The European Commission said MPs were overstating the impact of its plans.

The Commission wants 30% of farm subsidies to be conditional on whether recipient farms have met certain environmental standards, a policy it has branded "greening" the CAP.

Under the proposals, farmers will need to grow at least three different crops, leave 7% of their land fallow and ensure that permanent pasture is maintained on their land.

Grassland removal

The committee supports the Commission's environmental aims, but argues that member states should be allowed to find their own ways of achieving them, tailored to local circumstances.

Ms McIntosh said: "It is a nonsense to think that farmers from Finland to Sicily should be tied to the same narrow prescriptive rules. One-size-fits all regulation cannot work across the range of environments found in Europe."
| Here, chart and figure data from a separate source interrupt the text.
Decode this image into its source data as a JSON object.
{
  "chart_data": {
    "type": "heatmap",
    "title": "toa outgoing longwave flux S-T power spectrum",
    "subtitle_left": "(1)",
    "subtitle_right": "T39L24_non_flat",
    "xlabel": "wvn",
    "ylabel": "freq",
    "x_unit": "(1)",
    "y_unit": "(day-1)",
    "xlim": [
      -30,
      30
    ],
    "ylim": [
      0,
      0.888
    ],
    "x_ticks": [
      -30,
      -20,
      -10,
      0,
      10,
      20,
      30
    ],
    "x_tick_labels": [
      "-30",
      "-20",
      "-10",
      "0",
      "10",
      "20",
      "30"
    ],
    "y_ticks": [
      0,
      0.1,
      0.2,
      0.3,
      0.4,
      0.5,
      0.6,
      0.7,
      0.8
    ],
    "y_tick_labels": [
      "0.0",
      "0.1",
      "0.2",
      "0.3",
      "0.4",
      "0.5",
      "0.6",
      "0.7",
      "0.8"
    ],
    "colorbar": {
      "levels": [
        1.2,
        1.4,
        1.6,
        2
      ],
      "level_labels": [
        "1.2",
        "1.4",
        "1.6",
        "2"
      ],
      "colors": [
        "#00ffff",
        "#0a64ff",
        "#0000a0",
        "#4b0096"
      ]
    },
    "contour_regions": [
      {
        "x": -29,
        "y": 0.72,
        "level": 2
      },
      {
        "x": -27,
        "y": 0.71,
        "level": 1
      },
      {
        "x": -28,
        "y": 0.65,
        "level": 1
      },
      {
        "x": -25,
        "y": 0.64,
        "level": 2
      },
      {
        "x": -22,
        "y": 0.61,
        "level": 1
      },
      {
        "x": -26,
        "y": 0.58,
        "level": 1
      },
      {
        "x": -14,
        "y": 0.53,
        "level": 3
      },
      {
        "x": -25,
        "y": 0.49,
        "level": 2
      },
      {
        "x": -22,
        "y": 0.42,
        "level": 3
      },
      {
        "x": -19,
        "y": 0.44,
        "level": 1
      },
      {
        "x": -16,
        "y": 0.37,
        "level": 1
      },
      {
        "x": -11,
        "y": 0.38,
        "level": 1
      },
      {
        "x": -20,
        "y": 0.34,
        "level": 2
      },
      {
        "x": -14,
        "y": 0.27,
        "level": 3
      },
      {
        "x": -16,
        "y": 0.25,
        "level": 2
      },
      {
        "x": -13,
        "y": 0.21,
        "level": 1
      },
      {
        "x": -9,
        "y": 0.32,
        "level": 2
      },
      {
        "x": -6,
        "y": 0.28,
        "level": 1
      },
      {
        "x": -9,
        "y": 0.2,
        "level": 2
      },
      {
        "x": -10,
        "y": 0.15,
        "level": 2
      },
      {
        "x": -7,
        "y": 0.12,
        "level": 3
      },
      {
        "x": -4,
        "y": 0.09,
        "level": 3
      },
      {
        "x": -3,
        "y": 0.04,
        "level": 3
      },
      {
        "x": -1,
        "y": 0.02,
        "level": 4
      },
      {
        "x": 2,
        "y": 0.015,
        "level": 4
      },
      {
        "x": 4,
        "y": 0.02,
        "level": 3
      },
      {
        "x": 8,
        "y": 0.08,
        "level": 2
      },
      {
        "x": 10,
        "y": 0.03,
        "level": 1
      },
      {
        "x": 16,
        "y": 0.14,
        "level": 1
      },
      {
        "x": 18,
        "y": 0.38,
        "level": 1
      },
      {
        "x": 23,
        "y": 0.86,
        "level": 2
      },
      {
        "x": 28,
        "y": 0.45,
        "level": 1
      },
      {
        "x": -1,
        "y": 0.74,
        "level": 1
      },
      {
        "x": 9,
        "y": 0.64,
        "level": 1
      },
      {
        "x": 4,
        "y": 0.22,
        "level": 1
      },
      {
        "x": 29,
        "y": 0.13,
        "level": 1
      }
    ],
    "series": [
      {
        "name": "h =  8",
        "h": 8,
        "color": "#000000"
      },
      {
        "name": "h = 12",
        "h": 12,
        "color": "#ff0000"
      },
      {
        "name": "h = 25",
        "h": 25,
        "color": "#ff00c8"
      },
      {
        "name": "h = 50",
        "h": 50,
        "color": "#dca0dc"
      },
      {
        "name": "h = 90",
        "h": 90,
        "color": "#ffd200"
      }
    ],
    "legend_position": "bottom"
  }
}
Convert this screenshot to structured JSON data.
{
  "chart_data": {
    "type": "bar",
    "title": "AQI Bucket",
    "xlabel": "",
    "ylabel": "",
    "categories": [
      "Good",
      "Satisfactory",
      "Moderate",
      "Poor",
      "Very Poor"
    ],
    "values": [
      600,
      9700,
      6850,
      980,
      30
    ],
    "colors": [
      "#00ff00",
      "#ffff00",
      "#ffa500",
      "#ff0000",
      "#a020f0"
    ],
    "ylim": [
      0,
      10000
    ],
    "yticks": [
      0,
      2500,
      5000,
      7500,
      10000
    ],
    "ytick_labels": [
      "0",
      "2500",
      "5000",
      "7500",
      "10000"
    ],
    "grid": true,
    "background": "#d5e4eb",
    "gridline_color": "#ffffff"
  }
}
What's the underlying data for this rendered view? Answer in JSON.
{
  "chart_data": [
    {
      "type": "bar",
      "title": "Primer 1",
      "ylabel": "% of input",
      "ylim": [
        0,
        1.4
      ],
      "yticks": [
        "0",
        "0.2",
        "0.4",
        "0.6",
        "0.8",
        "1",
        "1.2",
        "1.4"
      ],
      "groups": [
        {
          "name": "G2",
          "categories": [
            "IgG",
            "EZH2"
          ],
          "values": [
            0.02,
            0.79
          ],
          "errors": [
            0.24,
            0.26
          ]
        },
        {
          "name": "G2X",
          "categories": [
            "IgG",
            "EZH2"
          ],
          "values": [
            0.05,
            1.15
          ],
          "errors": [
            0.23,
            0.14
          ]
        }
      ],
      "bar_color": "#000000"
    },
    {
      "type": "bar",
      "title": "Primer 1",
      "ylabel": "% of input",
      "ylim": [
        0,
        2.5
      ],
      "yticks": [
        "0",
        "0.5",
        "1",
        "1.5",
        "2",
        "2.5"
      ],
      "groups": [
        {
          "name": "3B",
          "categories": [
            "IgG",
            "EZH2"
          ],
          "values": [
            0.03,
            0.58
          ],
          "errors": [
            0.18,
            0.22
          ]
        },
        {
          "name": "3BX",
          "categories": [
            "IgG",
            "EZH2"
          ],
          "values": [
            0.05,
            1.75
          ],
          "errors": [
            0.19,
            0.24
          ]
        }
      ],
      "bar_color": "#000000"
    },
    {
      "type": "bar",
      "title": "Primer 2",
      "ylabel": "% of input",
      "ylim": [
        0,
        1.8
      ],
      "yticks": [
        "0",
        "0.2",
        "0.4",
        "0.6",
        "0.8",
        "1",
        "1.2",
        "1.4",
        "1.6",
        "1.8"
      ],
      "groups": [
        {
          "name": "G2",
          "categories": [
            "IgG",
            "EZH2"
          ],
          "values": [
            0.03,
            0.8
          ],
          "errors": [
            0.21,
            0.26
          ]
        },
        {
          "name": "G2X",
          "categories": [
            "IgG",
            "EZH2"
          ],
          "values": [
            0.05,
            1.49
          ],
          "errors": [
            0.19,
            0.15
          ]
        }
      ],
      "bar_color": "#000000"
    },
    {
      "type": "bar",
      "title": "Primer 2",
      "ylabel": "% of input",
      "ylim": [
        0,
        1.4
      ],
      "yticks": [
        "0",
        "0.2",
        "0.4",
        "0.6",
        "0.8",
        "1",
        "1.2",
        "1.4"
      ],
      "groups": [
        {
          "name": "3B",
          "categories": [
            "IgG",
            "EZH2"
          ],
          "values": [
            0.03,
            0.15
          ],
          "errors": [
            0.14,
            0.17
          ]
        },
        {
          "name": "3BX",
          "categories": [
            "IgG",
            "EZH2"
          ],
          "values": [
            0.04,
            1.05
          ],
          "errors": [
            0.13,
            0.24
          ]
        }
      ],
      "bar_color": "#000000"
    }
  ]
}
The proposal to leave 7% of eligible land fallow, in areas to be named "ecological focus areas" (EFAs), had "the greatest potential to deliver significant environmental benefits", the committee's report says.

But it questions how the figure of 7% was reached, and argues that the Commission has provided insufficient detail for MPs to judge whether the benefits would materialise.

If large areas of arable land were to become EFAs, food production in the EU will decline, the report points out, lamenting that the Commission "appears not to have considered food security" as it devised the policy.

Perversely, the new rules could damage the environment by introducing an "incentive to remove environmentally important semi-natural grassland", the report contends.

'No impact'

Ms McIntosh also underlined the successes already being achieved by UK farmers in voluntary environmental schemes under the current regulatory regime.

Commission spokesman for agriculture and rural development Roger Waite accepted that "some farms in the UK are leading the rest of the EU" on such schemes.

"We do not want to penalise the champions," he told the BBC.

The greening policy would not prove to be as rigid as MPs were claiming, he argued, since existing environmental schemes would be taken into account when deciding whether farmers had met the standards.

Further, the EFAs would have "no impact or in some cases a limited impact" on food production, Mr Waite said, because "hedges, ditches, field margins and other landscape features" could go towards the 7% target.

The Commission's aim was to ensure that "all farmers across the whole of the EU do more for the environment - not just some farmers in some parts of the UK", he concluded.

Friends of the Earth said the committee was right to highlight the benefits of crop rotation but said "MPs mustn't use concerns about a one-size-fits-all approach to agricultural reforms as a smokescreen for weakening efforts for a more planet-friendly approach to farming".

"There's no reason why EU farming plans can't contain strong, legally-binding environmental measures that take regional circumstances into account," the campaign group added.